The other day my team and I were sitting in a vietnamese bus on our way back from an overnight camping trip and Papa was just pounding my heart.
I had planned to sleep but when He’s on the move and exploding all over you the last thing you want is for it to stop.
We talked about several things and I might write blogs about some of the others but I wanna share about Papa fathering me.
Back before I left for the race I had gotten a word from someone about the Lord fathering me on this race and teaching me what it meant to be fathered. I tucked it away in my back pocket and I’ve listened to the recording of that night a few times on the race still not sure what that fully meant. I mean, He’s Papa to me …I know He’s my Dad! What could it mean for Him to possibly father me?
I’ve never viewed my dad as a hero. And I’ve never really let myself receive Papa as my Dad in that way. He spoke about Him as my Dad and being the kind of dad that I look up in bewilderment at. Wild belief that he’s the strongest man on earth and that he’s always going to come through, that there is a never ending supply for all my needs. That nothing can touch me because He’s my Dad. I know and believe all these things but he’s just began to open my heart to the reality and promised that He’s going to be driving it deeper and in this new Dad/hero way. I don’t know what it means to be fathered… I didn’t know when I got the word but what I’ve heard and felt from Papa and what I’ve heard from others it’s so sweet and so secure… So intimate … It’s life and identity giving.
Papa offers us a new reality..one thats not damaged and messed up from years and years of human fault. He offers us perfect love and restores every bruised cell. I may not have grown up with a perfect earthly father but Ive always had a perfect Papa. He has the power to go back and heal wounds and lies that we don’t even realize are there. His love is that real and that intense. Man y’all…my Dad wants to go back and redeem the time and mend those fractured areas back together! Just because He loves me, because He’s my Dad!
This isn’t about my biological father missing the mark, please don’t hear that. This is about Daddy God and how amazing He is! That as a 22 year old I can be childlike and relearn what being fathered means…and just in the process of being loved, protected, fought for, pursued, challenged, and a hundred other things that He would reshape and redo my identity as His Daughter.

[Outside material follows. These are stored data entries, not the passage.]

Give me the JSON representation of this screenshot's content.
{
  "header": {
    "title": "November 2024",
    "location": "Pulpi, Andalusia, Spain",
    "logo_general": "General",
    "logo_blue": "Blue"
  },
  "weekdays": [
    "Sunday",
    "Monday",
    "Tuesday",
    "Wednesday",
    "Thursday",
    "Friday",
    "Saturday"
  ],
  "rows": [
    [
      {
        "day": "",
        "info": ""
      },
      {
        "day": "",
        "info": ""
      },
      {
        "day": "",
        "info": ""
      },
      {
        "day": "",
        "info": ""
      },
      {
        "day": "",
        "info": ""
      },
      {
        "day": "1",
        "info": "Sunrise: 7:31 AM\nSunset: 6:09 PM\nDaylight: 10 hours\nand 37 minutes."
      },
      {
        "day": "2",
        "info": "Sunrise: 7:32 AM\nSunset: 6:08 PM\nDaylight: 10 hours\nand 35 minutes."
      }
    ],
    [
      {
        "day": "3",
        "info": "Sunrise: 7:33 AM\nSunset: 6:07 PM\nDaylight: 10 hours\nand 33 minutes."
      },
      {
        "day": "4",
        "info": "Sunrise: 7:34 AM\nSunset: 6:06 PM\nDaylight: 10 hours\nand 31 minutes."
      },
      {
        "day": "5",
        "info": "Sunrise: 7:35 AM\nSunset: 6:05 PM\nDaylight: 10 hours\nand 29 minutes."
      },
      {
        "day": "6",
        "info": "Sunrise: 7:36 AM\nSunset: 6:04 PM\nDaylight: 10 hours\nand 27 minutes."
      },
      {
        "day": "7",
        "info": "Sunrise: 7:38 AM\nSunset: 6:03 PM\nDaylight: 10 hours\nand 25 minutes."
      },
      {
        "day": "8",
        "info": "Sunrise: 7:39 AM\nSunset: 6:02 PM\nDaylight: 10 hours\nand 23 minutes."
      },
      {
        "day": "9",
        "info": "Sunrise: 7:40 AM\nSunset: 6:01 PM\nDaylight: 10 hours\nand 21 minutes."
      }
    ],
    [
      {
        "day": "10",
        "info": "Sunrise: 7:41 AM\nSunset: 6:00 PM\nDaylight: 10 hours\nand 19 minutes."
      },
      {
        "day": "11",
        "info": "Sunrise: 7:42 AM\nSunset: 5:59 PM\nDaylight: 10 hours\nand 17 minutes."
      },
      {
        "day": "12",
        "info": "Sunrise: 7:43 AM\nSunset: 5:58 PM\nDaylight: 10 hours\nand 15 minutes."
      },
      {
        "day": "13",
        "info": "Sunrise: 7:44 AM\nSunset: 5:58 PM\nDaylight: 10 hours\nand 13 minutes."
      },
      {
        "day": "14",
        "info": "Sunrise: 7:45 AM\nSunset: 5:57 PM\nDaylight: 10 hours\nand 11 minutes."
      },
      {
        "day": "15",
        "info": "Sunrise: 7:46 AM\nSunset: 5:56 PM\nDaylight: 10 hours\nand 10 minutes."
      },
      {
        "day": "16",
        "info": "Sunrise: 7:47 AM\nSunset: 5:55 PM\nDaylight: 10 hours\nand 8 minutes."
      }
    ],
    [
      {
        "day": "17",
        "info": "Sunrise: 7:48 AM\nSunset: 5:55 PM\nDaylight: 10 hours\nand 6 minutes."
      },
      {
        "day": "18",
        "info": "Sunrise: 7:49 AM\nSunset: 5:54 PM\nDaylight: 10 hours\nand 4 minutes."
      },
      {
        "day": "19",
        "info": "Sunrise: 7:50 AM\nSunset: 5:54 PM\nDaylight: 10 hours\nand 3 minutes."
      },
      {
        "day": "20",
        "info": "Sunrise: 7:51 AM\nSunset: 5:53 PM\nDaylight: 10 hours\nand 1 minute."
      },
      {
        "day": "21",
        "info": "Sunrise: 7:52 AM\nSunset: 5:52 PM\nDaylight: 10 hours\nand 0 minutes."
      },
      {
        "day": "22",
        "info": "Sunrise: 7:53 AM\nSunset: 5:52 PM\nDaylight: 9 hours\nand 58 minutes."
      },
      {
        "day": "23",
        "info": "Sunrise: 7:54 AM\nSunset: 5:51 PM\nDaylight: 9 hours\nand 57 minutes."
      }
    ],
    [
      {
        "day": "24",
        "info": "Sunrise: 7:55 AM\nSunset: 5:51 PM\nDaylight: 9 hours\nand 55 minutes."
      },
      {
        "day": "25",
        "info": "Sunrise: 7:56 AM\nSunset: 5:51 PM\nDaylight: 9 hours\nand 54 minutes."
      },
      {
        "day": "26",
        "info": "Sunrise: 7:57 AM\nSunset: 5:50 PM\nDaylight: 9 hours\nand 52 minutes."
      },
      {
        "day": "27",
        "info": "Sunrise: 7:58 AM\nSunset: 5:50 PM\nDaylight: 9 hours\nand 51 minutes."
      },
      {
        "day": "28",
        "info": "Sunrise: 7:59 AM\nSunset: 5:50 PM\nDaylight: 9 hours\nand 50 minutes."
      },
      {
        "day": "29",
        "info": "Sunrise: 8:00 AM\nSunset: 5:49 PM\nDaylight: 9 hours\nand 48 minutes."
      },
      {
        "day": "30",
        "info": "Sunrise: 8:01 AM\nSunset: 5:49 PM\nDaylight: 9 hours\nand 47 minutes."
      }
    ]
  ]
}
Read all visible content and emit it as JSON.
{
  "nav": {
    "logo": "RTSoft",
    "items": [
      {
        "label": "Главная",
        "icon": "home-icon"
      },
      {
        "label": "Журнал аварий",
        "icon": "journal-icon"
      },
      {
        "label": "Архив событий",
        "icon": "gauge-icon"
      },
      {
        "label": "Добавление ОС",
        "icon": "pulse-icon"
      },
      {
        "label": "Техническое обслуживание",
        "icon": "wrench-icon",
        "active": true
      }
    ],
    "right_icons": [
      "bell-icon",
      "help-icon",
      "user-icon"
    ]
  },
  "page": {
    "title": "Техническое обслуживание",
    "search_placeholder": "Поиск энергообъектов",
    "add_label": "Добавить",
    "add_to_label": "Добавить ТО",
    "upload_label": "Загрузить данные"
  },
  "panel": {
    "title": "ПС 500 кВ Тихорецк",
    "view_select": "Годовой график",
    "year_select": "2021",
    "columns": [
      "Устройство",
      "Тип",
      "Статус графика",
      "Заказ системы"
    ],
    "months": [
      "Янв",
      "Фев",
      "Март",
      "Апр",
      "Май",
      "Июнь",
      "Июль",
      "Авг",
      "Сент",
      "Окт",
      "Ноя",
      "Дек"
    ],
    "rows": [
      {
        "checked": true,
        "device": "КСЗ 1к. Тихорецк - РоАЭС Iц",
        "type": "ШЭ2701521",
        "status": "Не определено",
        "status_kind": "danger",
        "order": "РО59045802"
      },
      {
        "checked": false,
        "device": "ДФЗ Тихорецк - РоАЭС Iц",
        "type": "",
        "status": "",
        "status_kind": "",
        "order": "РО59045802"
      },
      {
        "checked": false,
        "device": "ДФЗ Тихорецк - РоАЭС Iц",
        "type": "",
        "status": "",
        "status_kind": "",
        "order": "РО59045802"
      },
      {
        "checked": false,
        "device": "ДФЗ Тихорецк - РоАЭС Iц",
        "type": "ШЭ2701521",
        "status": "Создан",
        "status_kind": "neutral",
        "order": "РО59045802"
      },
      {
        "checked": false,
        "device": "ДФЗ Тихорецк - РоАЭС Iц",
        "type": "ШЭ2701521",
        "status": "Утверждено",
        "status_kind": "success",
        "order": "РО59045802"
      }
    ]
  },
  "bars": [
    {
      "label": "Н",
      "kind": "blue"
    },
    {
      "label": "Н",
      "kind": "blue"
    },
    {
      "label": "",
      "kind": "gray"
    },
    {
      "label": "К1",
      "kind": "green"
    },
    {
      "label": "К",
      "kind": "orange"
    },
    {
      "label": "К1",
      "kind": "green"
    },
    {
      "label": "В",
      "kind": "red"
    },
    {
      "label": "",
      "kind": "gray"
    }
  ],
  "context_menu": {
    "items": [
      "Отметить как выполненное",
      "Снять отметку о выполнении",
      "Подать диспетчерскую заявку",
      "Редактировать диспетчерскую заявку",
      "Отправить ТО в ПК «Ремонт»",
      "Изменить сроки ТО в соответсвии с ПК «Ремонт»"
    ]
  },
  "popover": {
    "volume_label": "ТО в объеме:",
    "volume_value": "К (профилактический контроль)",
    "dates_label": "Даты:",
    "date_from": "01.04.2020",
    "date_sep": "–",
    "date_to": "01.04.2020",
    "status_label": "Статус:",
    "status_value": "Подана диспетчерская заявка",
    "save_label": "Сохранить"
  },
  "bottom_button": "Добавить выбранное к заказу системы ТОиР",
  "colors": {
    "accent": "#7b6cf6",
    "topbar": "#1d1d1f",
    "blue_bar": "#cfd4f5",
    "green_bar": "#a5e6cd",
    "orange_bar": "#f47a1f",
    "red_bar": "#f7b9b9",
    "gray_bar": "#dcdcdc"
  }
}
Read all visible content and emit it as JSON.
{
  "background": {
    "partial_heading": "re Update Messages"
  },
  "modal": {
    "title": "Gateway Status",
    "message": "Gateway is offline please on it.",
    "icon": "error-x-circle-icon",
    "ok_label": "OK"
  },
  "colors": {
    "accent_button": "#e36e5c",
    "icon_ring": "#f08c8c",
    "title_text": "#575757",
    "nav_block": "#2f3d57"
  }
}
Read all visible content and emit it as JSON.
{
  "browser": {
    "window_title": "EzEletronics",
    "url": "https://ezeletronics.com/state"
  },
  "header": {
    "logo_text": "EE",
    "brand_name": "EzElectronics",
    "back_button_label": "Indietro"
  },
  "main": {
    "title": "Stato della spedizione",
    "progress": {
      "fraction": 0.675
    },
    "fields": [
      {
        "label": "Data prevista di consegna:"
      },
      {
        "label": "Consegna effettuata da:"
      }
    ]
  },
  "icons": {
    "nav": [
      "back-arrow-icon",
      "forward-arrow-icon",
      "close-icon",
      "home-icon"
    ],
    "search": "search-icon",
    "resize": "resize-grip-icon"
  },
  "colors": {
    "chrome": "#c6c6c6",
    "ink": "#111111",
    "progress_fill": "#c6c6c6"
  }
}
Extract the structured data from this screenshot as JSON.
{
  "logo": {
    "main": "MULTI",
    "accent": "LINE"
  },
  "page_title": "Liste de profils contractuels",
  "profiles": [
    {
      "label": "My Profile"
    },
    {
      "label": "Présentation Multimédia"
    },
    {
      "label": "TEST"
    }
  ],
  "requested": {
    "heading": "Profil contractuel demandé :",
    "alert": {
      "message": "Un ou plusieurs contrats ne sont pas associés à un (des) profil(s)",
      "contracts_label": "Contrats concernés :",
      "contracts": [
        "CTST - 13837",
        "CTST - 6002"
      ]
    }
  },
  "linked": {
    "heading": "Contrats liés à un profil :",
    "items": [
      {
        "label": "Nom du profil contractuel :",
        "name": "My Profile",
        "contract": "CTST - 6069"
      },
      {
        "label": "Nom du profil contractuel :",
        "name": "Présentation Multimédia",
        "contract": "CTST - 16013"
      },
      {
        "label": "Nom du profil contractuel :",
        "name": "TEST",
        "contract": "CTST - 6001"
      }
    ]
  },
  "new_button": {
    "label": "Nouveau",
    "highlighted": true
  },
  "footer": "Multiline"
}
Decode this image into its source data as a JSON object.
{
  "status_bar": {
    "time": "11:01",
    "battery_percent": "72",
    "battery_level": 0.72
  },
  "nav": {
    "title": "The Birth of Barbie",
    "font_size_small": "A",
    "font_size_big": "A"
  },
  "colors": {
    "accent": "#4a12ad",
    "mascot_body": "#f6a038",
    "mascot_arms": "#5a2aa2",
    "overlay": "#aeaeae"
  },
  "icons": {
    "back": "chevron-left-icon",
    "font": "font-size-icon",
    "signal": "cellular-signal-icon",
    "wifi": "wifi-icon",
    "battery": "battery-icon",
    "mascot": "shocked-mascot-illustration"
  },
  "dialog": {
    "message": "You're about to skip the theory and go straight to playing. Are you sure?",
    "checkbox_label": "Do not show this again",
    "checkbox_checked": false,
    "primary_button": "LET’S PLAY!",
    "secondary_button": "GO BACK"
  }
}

Also!!! A fun fact! I find it hilarious and so like Papa to do this but my dad (Paul) is coming out to the parent vision trip in month eight while we are in the Philippines!!!! He’ll come out for one week with several other squad parents to enter into world race life 😀 Im stoked!!!! He’s so good!
Im still in need of a pretty large sum to meet my final deadline on March 1st for the race. Thank you for every cent up to this point – none of it is overlooked! If you’d like to help me in this last stretch I would greatly appreciate it!!! When I say any amount is amazing, I really mean it! You can track my fundraising progress up at the top of this page where it has my funding bar and see how much more I have left 🙂 Theres not a doubt in my mind that Papa has me here in this season but I need some more funding to stay! So thank you in advance and I hope that we can both watch, see and be overwhelmed by our Dads crazy provision!
AND!!! WE’VE HIT HALF WAY ON OUR RACE!!!!!